In the 190s, the warlord Cao Cao came to power and took control of the Han central government, while paying nominal allegiance to Emperor Xian. At the time, Cao Cao held the appointment of General Who Guards the East (鎮東將軍). He initially recruited Xun Yue as his subordinate. Xun Yue was later promoted to a Gentleman of the Yellow Gate (黃門侍郎). As Emperor Xian was fond of studying literature, he ordered Xun Yue, Xun Yu and Kong Rong, who were known for their expertise in literature, to mentor and guide him. Xun Yue was further promoted to Custodian of the Private Library (秘書監) and Palace Attendant (侍中).

At the time, Emperor Xian had been reduced to the status of a figurehead emperor and Cao Cao was in fact the de facto ruler even though he was nominally a subject of the emperor. Although Xun Yue longed for Emperor Xian to retake the reins of power from Cao Cao, he knew that it would not become reality and worried that his ideas would go to waste. As such, he wrote the five-chapter Shenjian (申鑒; Extended Reflections), in which he discussed, among other things, the importance of education and customs, of the balance of rewards and punishments, and the requirements of social justice – including a proposal for restoring the well-field system and opposing the excesses of the landed gentry. More generally, he sought to defend the Han dynasty's traditions by arguing for the preservation and striving for ideals of government, in spite of the realities of human failing. The Australian sinologist Rafe de Crespigny pointed out that when Xun Yue advocated for the need to rely on good officials rather than the vagaries of individual rulers, he could almost be seen as approaching a view of constitutional monarchy. Ch'en Ch'i-yün, who translated the Shenjian into English in 1980, described Xun Yue as "Confucianist in his approach to scholarship, Taoist in his relativistic view of reality, and Legalist in his pragmatic approach towards politics."

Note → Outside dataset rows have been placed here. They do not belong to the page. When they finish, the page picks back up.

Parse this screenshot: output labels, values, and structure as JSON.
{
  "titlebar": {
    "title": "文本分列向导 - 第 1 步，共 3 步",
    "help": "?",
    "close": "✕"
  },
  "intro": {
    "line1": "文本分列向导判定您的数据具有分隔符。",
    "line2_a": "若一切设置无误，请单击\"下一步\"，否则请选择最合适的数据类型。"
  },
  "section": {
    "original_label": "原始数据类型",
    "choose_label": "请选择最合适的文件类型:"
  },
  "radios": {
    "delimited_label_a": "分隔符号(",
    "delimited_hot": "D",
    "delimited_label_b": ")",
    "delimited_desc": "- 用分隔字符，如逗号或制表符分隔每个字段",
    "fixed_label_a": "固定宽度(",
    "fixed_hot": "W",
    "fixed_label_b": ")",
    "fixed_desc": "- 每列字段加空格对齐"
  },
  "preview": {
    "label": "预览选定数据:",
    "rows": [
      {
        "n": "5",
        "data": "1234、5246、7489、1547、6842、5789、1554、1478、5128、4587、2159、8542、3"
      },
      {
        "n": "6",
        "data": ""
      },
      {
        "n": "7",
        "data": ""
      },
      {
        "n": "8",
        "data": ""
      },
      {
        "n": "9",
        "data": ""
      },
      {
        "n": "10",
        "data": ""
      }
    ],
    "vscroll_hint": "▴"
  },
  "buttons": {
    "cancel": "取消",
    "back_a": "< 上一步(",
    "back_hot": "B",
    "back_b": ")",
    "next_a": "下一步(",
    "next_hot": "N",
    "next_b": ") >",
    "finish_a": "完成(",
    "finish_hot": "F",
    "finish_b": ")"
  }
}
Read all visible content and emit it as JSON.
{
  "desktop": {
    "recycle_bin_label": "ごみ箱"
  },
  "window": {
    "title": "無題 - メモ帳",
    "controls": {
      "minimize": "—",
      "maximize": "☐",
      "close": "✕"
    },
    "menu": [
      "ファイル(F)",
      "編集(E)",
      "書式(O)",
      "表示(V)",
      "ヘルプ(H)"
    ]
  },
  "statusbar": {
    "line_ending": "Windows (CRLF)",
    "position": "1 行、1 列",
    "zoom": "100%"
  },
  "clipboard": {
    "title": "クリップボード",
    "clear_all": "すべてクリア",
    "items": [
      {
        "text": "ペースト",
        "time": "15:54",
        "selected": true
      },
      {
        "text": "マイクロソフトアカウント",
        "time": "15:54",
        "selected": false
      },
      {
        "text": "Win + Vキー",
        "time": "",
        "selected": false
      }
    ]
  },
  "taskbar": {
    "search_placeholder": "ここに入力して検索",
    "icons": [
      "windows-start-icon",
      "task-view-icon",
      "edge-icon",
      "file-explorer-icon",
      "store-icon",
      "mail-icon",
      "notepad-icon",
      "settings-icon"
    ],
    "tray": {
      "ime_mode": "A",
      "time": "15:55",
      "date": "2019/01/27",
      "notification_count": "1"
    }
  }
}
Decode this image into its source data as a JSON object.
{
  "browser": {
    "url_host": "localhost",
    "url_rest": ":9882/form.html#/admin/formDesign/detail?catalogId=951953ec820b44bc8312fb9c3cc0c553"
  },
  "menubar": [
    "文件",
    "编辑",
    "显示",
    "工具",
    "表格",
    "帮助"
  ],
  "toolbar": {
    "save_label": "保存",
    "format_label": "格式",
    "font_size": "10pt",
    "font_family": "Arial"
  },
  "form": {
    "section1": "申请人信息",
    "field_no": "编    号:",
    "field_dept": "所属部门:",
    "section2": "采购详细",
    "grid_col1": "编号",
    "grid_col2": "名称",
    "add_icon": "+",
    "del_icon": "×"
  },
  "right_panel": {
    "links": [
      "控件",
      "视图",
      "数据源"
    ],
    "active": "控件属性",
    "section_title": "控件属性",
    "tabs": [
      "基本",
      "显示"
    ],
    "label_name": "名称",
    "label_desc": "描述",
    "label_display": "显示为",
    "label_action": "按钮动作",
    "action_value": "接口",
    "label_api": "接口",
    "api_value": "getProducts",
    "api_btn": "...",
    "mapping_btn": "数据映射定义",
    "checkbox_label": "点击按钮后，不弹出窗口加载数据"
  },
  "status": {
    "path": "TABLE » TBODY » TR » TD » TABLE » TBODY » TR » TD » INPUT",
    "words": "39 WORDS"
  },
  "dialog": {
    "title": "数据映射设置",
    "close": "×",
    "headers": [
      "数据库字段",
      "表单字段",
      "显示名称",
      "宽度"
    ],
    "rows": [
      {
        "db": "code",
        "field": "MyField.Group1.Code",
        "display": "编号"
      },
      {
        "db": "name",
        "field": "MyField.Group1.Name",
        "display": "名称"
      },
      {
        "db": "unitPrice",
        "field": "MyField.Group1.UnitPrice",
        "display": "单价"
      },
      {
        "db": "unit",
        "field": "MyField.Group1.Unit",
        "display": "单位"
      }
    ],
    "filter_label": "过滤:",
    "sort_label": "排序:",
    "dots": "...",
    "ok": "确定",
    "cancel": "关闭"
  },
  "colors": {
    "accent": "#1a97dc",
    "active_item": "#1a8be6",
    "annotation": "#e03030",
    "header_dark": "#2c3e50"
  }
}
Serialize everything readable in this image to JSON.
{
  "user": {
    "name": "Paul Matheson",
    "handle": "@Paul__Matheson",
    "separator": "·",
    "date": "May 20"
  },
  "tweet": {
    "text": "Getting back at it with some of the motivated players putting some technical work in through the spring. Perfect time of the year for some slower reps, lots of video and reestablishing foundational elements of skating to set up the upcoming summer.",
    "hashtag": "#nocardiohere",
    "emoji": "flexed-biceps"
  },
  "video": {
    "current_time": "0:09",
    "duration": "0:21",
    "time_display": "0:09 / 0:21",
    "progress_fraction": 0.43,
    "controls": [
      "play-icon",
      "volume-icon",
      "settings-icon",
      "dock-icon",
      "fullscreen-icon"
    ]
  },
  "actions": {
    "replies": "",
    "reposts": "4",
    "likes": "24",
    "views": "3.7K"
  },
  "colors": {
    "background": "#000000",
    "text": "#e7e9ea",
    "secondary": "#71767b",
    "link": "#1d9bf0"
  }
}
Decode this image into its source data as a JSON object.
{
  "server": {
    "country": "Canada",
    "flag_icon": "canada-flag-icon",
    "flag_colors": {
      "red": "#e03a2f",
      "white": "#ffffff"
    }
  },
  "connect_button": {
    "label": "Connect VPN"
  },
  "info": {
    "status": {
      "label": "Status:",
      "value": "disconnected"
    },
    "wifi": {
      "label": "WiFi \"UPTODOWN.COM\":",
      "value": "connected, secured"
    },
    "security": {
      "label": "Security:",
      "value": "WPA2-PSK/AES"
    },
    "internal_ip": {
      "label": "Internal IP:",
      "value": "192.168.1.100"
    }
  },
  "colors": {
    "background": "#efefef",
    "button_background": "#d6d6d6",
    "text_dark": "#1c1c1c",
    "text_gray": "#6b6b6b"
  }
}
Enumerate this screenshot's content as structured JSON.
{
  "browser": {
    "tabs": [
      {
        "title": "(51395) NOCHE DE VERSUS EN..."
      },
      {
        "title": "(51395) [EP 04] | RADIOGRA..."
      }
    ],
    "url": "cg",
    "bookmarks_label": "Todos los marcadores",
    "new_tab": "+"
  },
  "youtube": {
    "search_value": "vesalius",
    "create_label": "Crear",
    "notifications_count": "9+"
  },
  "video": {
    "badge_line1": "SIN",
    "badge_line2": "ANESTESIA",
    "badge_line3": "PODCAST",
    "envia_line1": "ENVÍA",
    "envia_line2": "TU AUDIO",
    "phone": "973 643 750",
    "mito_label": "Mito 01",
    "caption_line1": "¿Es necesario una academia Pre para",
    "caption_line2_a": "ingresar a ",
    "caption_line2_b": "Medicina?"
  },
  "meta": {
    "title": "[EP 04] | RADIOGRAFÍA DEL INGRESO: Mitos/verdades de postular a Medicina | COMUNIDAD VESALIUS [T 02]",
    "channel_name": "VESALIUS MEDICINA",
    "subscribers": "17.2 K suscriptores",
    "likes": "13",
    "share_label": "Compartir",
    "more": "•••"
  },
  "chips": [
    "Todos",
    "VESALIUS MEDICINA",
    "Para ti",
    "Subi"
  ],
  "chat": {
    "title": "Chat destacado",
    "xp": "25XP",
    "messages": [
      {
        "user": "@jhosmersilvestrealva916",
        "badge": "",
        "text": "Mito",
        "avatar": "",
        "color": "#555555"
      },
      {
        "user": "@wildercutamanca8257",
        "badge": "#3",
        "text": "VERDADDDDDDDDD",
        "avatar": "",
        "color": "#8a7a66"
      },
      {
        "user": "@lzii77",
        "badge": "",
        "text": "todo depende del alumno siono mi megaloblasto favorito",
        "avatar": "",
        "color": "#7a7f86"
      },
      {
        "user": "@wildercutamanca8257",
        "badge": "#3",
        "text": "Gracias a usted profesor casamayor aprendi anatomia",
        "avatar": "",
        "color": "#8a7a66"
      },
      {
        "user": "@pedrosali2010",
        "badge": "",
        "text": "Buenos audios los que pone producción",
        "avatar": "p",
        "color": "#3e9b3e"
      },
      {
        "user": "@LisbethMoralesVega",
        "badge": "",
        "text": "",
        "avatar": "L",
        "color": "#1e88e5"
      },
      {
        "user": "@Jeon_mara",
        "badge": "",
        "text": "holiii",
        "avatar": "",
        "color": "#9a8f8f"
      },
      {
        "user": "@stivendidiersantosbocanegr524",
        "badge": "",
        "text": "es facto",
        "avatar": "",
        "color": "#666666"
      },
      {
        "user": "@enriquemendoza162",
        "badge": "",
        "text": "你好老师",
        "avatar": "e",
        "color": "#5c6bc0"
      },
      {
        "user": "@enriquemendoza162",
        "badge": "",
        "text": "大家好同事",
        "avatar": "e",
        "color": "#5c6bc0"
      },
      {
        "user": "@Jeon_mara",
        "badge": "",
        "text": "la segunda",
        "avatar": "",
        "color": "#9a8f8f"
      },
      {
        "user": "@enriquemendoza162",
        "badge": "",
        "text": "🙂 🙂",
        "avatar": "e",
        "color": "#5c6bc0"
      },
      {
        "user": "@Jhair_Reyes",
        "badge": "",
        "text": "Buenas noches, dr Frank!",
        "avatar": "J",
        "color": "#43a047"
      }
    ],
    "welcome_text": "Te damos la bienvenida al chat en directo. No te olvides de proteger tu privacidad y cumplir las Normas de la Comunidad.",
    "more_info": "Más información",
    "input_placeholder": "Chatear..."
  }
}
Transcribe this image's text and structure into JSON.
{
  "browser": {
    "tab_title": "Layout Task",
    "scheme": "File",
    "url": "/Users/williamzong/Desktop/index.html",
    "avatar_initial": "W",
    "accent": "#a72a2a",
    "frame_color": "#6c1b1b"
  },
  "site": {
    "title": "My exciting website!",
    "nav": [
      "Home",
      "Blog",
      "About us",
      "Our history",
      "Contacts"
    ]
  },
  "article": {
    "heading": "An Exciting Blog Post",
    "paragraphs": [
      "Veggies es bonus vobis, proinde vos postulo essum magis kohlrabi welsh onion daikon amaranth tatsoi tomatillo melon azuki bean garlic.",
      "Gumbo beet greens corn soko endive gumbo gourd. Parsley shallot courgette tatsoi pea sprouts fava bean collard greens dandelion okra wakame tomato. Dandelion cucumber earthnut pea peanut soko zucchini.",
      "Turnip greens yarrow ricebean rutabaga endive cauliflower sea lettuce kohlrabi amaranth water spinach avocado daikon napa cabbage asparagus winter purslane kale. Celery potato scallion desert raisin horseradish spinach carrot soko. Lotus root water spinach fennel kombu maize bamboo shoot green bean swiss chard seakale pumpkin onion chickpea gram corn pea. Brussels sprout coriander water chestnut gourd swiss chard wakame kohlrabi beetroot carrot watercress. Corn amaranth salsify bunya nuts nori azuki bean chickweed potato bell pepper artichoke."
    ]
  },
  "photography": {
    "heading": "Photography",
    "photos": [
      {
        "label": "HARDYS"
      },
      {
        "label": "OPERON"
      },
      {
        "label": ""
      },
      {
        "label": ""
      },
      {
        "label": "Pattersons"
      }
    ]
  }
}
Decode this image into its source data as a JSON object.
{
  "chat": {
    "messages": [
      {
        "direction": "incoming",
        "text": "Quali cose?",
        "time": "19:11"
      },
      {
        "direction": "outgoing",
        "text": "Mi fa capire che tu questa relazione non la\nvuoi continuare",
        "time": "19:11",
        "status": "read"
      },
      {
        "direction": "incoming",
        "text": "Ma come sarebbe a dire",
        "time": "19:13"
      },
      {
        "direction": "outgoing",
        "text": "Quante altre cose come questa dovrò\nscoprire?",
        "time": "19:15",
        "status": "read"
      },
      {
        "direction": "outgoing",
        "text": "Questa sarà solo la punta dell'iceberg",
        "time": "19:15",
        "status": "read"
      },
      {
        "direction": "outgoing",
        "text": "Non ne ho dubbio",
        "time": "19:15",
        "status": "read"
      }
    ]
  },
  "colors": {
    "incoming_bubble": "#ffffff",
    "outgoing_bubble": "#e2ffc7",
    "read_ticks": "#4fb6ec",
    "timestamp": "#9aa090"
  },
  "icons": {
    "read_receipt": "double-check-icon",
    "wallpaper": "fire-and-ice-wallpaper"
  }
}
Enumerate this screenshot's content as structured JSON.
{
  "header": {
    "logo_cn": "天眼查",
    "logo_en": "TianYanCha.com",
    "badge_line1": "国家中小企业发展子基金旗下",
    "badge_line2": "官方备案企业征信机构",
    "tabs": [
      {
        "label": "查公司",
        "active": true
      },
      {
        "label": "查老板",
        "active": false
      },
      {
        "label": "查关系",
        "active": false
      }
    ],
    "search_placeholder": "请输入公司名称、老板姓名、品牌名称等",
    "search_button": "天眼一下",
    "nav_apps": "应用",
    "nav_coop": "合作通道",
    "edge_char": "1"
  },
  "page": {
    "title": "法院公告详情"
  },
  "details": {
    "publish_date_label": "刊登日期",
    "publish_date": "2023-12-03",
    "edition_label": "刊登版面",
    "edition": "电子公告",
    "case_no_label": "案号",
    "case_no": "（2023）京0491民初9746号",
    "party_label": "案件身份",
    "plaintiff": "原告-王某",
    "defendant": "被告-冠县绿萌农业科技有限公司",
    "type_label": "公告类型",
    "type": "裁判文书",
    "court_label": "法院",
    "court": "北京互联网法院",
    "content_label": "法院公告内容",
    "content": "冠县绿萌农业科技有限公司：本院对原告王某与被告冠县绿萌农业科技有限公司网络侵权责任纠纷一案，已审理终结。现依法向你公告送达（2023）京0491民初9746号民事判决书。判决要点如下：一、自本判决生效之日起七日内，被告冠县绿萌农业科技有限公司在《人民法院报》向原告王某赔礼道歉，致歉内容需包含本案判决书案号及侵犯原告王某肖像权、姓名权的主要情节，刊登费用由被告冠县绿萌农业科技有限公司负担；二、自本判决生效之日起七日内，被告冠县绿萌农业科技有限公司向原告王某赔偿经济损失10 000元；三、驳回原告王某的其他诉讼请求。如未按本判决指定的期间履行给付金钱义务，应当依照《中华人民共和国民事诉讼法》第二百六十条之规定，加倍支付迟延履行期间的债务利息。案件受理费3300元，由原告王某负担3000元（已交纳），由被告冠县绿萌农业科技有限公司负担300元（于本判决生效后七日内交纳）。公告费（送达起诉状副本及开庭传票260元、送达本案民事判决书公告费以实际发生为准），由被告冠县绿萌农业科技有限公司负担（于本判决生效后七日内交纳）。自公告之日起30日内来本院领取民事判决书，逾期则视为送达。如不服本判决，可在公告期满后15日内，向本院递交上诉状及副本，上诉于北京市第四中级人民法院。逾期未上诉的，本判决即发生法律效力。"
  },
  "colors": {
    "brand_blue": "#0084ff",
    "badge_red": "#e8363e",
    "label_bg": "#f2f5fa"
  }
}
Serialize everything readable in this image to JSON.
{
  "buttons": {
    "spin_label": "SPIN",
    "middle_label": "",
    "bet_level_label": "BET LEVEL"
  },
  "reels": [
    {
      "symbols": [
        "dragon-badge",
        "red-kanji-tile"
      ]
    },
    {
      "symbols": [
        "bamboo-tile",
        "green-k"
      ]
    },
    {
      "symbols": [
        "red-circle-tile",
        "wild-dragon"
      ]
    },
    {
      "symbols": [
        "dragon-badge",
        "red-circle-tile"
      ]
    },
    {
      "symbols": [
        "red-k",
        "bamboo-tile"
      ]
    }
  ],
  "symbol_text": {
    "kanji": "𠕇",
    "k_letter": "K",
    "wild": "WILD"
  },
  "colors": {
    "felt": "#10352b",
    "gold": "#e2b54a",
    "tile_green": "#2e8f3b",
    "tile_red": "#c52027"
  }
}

Emperor Xian also enjoyed reading historical texts. He found Ban Gu's Book of Han, which covered the history of the Western Han dynasty (206 BCE – 9 CE), very complicated and difficult to read. He thus ordered Xun Yue to write another version of the Book of Han in the style of the Zuo Zhuan, a commentary on the historical text Spring and Autumn Annals. Xun Yue did as instructed, and completed and presented 13 chapters of the historical text Annals of Han (漢紀) in 200 CE. Apart from being a study of history, the Annals of Han sought to demonstrate how imperial virtue had accumulated over generations. It implied that the process had continued under the Eastern Han dynasty and that one should look to a restoration of the Han dynasty rather than usurpation by a subject, no matter how powerful he was. In recognition of his contributions, Xun Yue was promoted to a Master of Writing (尚書) and awarded an ink brush and a scroll.

Xun Yue also wrote numerous chapters in other books such as Chongde (崇德) and Zhenglun (正論). He died in 209 at the age of 62 (by East Asian age reckoning).